The important part is the phase change (Score:5, Informative)
This is useful for maintaining a consistent temperature inside when the outside temperature is bouncing above and below the temperature of the phase change (say, between day-time and night-time) rather than always needing to heat when it's cold and cool when it's hot. The PCM "building material absorbs and releases heat" automatically, in theory lowering your energy bills.
The neat thing--and yes, this IS neat--is a) this material is tunable; you can set the phase transition temperature at time of manufacture and b) it doesn't turn into a liquid, but rather changes between two different solid phases, which is nice for things like, you know, walls, that you'd like to stay solid.
And you were all so excited by this idea when Wozniak was pushing it in 2007; he'd latched onto a certain species of wood whose sap underwent a phase change at 72 degrees. Build a house out of that, and it will tend to keep the inside temperature at a Woz-friendly 72 degrees.
Re:The important part is the phase change (Score:5, Informative)
Re:Absorbs AND Releases? (Score:3, Informative)
Nothing new here.
Phase change applications were fairly commonly installed in houses back in the late 70s. Usually a liquid to gel phase change but some were liquid to solid.
The problem then as now, was finding something that changed at the desired temperature, because any time you have to concentrate the heat to reach the the temperature where phase change occurred you lost much if not all of advantage of using these materials. (You essentially ended up running a air-source heat pump to concentrate hot house air into the material).
Being able to set the phase change point is all well and good if it works, and you can plan AHEAD to have your building to be at certain temperature, or can use the material to collect direct solar radiation.

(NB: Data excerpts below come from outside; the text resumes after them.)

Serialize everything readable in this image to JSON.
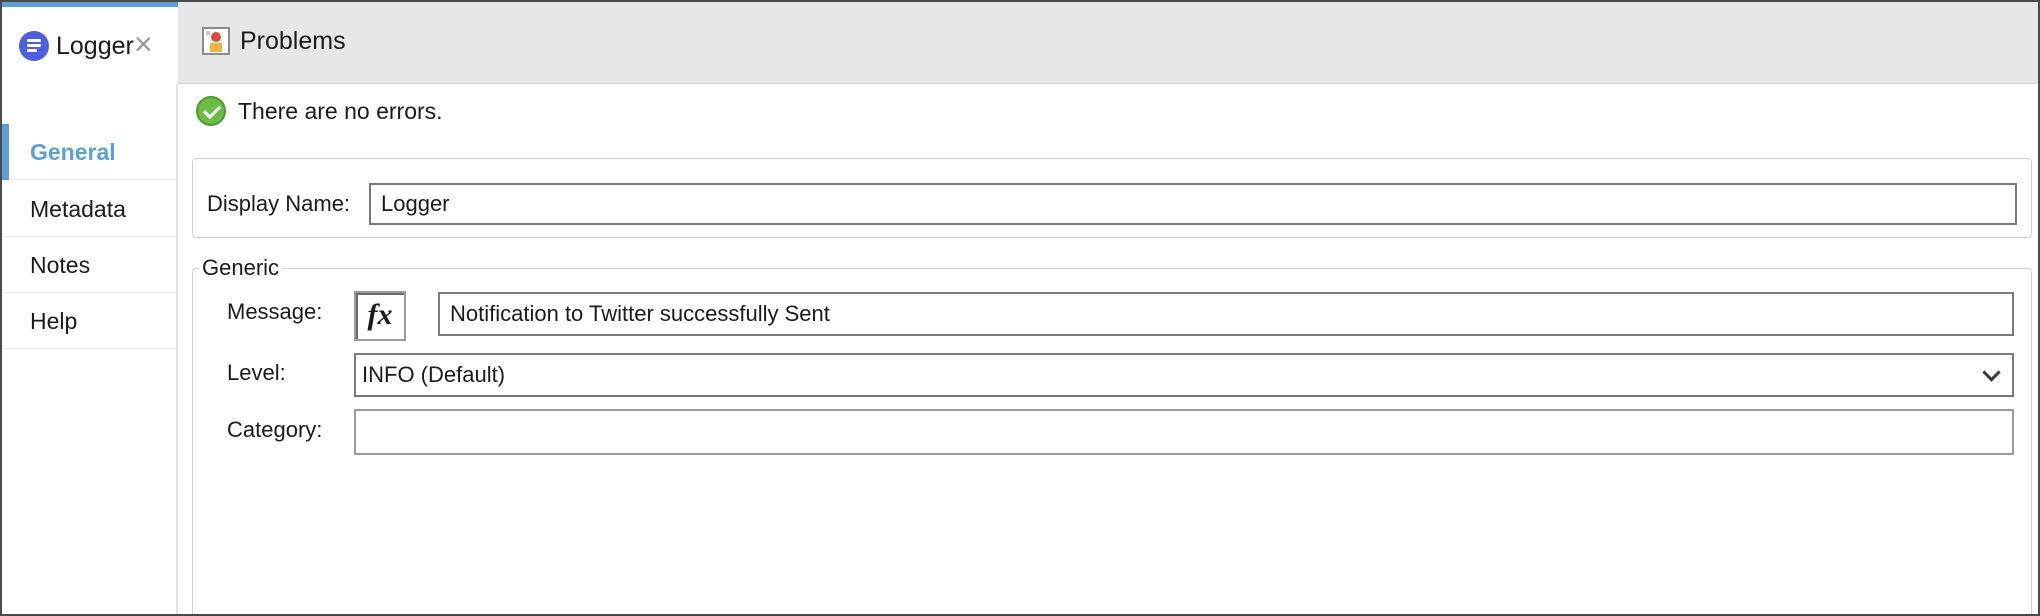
{
  "tabs": [
    {
      "label": "Logger",
      "icon": "logger-icon",
      "active": true,
      "closable": true
    },
    {
      "label": "Problems",
      "icon": "problems-icon",
      "active": false
    }
  ],
  "sidebar": {
    "items": [
      {
        "label": "General",
        "active": true
      },
      {
        "label": "Metadata"
      },
      {
        "label": "Notes"
      },
      {
        "label": "Help"
      }
    ]
  },
  "status": {
    "text": "There are no errors.",
    "icon": "check-circle-icon",
    "color": "#6cbb45"
  },
  "display_name": {
    "label": "Display Name:",
    "value": "Logger"
  },
  "generic": {
    "title": "Generic",
    "message": {
      "label": "Message:",
      "fx_label": "fx",
      "value": "Notification to Twitter successfully Sent"
    },
    "level": {
      "label": "Level:",
      "value": "INFO (Default)"
    },
    "category": {
      "label": "Category:",
      "value": ""
    }
  },
  "colors": {
    "accent": "#5aa0d6",
    "logger_icon": "#4b5fe0",
    "tabbar_bg": "#e6e7e8"
  }
}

By the way, there is nothing that says a phase change necessarily makes for a "lot of extra thermal capacitance". Its true of water, (something like an 80 fold increase in heat/per-weight-unit going from ice to water or back, IIRC), but not all materials have this property. Presumably materials selected for this use would be good at this. This was not the case back in the day when I last worked with phase change material for residential use. It was pathetic compared to water.
Re:Unless... (Score:2, Informative)
It's been done for a long time.
Southern yellow pine resin has its phase change at about 71F. The first reference in google is from 2007 but it's been know about for a long time before that,
Re:Limited utility (Score:5, Informative)

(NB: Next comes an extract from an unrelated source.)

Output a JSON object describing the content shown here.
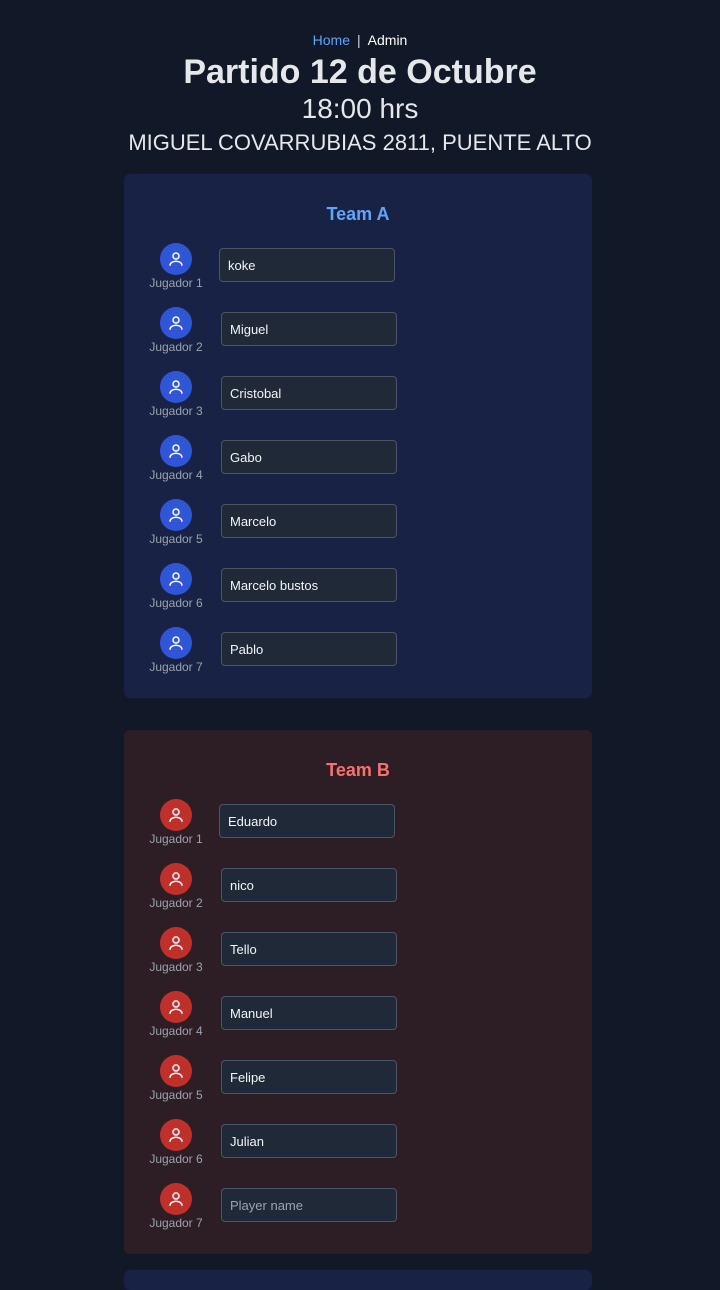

It has limits, but it can save a LOT of energy. In some environments such as a desert, the average temperature is quite nice, but unfortunately it swings from freezing to over 100, so you need a good thermal mass to enjoy that average.
In other cases, the average temperature will not be comfortable, but a thermal mass can still save energy. For example when heating is needed, you can run a heatpump during the warmest part of the day when it runs more efficiently and rely on the mass during the coldest part.
All that said, thermal mass is nothing new, but the phase change at a useful temperature is an improvement on it.